Reflecting back from the 21st century, Howard has added musical arrangements to albums and created film and television scores so perhaps it isn't surprising that even his debut album has a certain cinematic feel. "I've always thought in cinematic terms when I write music; even some of the story songs and stuff. With my instrumental records for instance, one of the main comments I get is that it's kind of picturesque; that images do come from the music. That kind of stuff started more from a very recognisable vibe that I wanted to just put into a musical setting. For instance, 'She Likes To Look At Pictures'."
The song is one of the most moving moments on Howard's debut album. He shares the inspiration for the song. "I was working in a hospital and this elevator went up and down from the psych ward and there was this beautiful young girl, maybe 18 or 19 years old, and she was in this psych ward. She had her own little world that she was trapped in for whatever horrible reason and I remember her holding some celebrity magazine or something. But with the vibe that came off that girl as she was riding up the elevator with some doctor or something, I went home and wrote "She Likes to Look at Pictures". That's what that's about."

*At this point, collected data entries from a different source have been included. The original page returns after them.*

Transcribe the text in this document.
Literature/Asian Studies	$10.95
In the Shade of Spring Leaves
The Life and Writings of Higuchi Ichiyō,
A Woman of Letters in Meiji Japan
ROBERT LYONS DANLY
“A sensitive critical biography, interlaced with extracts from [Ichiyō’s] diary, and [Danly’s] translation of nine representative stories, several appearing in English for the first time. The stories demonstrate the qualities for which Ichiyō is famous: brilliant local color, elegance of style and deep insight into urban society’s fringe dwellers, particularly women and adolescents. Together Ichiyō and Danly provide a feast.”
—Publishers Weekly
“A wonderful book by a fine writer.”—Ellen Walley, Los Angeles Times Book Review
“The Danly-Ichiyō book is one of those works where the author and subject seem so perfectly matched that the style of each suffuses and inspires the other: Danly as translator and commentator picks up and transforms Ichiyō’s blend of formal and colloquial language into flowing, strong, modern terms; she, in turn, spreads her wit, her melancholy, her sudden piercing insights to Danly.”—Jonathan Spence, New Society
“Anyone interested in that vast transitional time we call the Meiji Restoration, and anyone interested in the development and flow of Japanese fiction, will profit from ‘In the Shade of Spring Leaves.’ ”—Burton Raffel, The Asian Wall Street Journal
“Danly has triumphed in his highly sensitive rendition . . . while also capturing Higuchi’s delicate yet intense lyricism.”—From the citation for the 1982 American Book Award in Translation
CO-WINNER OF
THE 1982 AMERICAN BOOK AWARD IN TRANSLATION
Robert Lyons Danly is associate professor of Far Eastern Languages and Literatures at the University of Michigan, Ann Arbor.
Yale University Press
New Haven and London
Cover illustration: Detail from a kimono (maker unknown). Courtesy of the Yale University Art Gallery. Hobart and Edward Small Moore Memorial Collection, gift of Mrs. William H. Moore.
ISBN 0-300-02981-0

For me, living in England and buying this music, there was something about those records that stood out from the crowd. I can remember that they were pretty luxurious in terms of the way that they were presented. It was all kind of part of a bigger package and there was something very artistic about it. Was Tom aware of that? "Yeah," he responds, "there was a very conscious effort to present a bigger picture than a piece of plastic that has music on it. So for instance each artist did the interview section and the reason for that was to bring the listener in on the conversations that were going on within Solid Rock. There were a lot of readers; Mark Heard was a great intellectual as well as a fabulous songwriter and really, some of those interviews almost bounced right out of us sitting around drinking coffee and talking about this and that. So what we were trying to do was to portray an entire artistic community and what was going on there at that particular time."
Solid Rock in the late '70s was a very special place for the artists involved. It was a community of shared ideas and discussion. Artists would work on each other's projects and even tour together. It seems to have been a place where they were trying to create art that would cross over. Larry Norman in particular had a desire to not simply create Christian music but music that was from a Christian worldview that would stand up in the mainstream and that people could accept and be challenged by. Was Tom part of that debate? He remembers, "Well that was certainly a conscious thing going on and there were gentlemen's disagreements even within Solid Rock on that very issue. Some people thought you didn't have to say anything about Christianity to make an important statement of faith. And others felt that the name of Jesus had to be exalted. Even within the Solid Rock stable there were varying opinions. But I think the overall thrust of it was that it was better to be able to stand up at least on some level in the real marketplace."